Leo en El País la necrológica que le dedica Eduardo Lago, director del Instituto Cervantes de Nueva York. Habla de la fuerza incendiaria de su lenguaje y la radicalidad de sus planteamientos literarios.
Opina que el consenso, sobre todo entre los escritores, es que La broma infinita se trata de la novela más audaz e innovadora escrita en Estados Unidos en la década final del siglo XX.
De una entrevista que le hizo Lago, me quedo con dos párrafos:
«Desde un punto de vista materialista», declaró entonces el autor, «los Estados Unidos son un buen lugar para vivir. La economía es muy potente, y el país nada en la abundancia. Y sin embargo, a pesar de todo eso, entre la gente de mi edad, incluso los que pertenecemos a una clase acomodada que no ha sido víctima de ningún tipo de discriminación, hay una sensación de malestar, una tristeza y una desconexión muy profundas. Sobre nosotros sigue pesando la sombra de episodios históricos recientes, como Vietnam o el Watergate y ahora, el desastre que se avecina con la matanza que está a punto de comenzar en Irak»

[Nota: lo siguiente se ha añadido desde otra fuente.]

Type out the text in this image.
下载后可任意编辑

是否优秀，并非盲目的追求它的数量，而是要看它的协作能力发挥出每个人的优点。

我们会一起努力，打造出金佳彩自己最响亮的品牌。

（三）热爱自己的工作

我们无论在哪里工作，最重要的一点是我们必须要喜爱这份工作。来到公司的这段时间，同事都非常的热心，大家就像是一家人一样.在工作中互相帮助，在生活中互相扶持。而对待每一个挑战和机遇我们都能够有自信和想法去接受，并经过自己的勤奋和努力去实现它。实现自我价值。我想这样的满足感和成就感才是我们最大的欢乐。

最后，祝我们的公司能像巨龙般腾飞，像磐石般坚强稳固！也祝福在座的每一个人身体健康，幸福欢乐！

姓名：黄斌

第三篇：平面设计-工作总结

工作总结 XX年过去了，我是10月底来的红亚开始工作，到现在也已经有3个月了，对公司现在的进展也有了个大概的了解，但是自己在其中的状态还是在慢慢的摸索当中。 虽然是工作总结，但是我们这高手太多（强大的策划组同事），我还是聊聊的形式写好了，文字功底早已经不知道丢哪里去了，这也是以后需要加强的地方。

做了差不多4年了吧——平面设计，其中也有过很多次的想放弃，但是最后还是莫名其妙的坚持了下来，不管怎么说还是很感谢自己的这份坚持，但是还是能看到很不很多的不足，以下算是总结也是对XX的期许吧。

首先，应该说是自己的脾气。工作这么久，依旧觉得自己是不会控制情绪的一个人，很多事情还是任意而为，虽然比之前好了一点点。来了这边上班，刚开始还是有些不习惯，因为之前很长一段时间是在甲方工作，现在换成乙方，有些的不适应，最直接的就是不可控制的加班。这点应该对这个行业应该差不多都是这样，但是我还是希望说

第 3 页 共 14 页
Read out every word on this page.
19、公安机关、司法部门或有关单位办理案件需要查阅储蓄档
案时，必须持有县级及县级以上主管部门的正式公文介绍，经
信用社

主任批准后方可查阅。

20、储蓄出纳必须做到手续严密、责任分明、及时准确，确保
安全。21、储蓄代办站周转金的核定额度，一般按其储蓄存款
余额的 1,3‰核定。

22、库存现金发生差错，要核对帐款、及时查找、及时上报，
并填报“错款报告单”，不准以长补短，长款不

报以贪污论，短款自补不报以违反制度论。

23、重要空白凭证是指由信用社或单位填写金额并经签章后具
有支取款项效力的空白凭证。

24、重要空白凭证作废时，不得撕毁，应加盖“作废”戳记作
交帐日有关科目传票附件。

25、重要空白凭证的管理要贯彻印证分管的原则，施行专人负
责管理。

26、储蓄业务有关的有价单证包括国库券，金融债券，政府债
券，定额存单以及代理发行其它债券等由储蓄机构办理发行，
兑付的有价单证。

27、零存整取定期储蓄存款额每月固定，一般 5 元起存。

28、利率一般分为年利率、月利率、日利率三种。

Campeón del experimentalismo, siempre tuvo claro que no podía quedarse en un mero juego de artificio realizado en el vacío: «Lo esencial es la emoción. La escritura tiene que estar viva, y aunque no sé cómo explicarlo, se trata de algo muy sencillo: desde los griegos, la buena literatura te hace sentir un nudo en la boca del estómago. Lo demás no sirve para nada».